In this example we continue the mining process from Example 1. We assume that mintprev threshold is equal to \(\frac{2}{3}\). All distinct prevalent spatial co-location patterns found in Step 1 are presented in Table 2. Given the value of mintprev threshold, each such candidate should appear in at least two out of three \(\mathbb {C}_{2}({S_{t}^{p}},R)\) sets obtained in Step 1. The co-location patterns in Table 2 are divided into two columns: non time prevalent and time prevalent. By definition, time prevalent ones are spatio-temporal co-location patterns of size 2.

Table 2 Spatiotemporal co-location patterns of size 2 \(\mathbb {C}_{2}^{T}(ST)\)
Algorithm 2
figure b

Finding size 2 MDCOPs

4.3 Step 3. Build local candidates for maximal MDCOPs \(K({S_{t}^{p}})\) for \({S_{t}^{p}}\in ST\)

In this step, we find initial candidates for maximal MDCOPs. In order to do so, we incorporate a slightly modified approach from (Yao et al., 2016). The cited paper presents a method for mining maximal spatial co-location patterns. In that approach, the candidates for such patterns are maximal cliques (obtained via Bron-Kerbosch algorithm with later modifications) in a specially constructed graph G(VE). In this graph, vertices correspond to features (\(V\subseteq F\)), while edges correspond to size 2 spatially prevalent co-location patterns (\(E=C_{2}({S_{t}^{p}})\)). A maximal clique in such a graph is a set of features, where each pair is a spatially prevalent co-location pattern and no more features can be added without breaking this property. Due to the antimonocity of the used prevalence measure, all size 2 subsets of any spatially prevalent co-location pattern must also be spatially prevalent. Hence, a maximal clique in graph G(VE) is a candidate for a maximal spatially prevalent co-location pattern.

We modify the above approach by limiting the edge set to such co-location patterns that appear in \(C_{2}({S_{t}^{p}})\) and are MDCOPs as well (\(E=C_{2}({S_{t}^{p}})\cap C_{2}(ST)\)). Thus, the candidates contain only spatially and time prevalent pairs of features. Due to the antimonotonicity of the time prevalence, the candidates found in this step are the biggest co-location patterns that: a) might be MDCOPs and b) can be spatially prevalent in the corresponding spatial dataset.

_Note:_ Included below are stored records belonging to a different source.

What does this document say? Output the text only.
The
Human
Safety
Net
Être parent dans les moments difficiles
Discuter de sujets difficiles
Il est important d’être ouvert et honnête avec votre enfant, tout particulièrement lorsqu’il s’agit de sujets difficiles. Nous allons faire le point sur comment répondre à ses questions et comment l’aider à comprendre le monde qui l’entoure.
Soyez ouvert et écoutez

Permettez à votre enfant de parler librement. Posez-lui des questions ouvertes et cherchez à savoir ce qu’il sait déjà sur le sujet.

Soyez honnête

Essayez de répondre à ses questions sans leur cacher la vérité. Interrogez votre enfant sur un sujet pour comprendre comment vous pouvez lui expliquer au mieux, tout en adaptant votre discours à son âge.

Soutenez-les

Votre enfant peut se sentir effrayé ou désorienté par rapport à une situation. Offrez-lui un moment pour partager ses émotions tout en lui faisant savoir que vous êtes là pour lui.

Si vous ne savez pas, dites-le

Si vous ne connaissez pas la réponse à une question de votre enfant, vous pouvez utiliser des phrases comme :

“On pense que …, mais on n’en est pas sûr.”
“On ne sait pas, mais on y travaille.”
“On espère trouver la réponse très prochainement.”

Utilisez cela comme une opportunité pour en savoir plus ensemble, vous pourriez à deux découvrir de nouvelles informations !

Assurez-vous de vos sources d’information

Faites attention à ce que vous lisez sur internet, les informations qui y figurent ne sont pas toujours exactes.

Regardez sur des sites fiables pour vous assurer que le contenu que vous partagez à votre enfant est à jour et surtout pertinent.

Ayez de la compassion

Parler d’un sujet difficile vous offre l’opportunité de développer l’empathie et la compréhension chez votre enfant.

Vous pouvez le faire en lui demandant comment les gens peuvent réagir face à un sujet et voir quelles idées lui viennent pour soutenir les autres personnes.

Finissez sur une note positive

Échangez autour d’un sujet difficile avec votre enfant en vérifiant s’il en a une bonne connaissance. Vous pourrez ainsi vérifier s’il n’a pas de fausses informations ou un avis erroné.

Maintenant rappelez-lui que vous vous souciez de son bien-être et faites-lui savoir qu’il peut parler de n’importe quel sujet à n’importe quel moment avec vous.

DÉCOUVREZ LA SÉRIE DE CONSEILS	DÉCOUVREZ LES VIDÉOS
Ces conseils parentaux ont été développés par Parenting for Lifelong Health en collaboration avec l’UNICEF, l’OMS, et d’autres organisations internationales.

The pseudocode for Step 3 is presented in Algorithm 3. We iterate over every dataset in ST (lines 1–5). For each such dataset, we create the graph described earlier (lines 2 and 3). Finally, we search for maximal cliques by using the Bron-Kerbosch algorithm (line 4).

Example 3

We continue the Example 2. For each spatial dataset \({S_{t}^{p}}\) we find a set of locally spatially prevalent spatiotemporal co-location patterns \(C_{2}({S_{t}^{p}})\cap C_{2}(ST)\). Those sets are presented in second column of Table 3. We treat those sets as edges in a graph. Each corresponding graph is presented in the third column of the table. We analyze the graphs to find maximal cliques using Bron-Kerbosch algorithm. Maximal cliques are presented in the fourth column of the table.

Table 3 Local candidates for maximal spatiotemporal co-locations \(K({S_{t}^{p}})\) for \({S_{t}^{p}}\in ST\)
Algorithm 3
figure f

Building local candidates for maximal MDCOPs

4.4 Step 4. Build global candidates for maximal MDCOPs K(ST)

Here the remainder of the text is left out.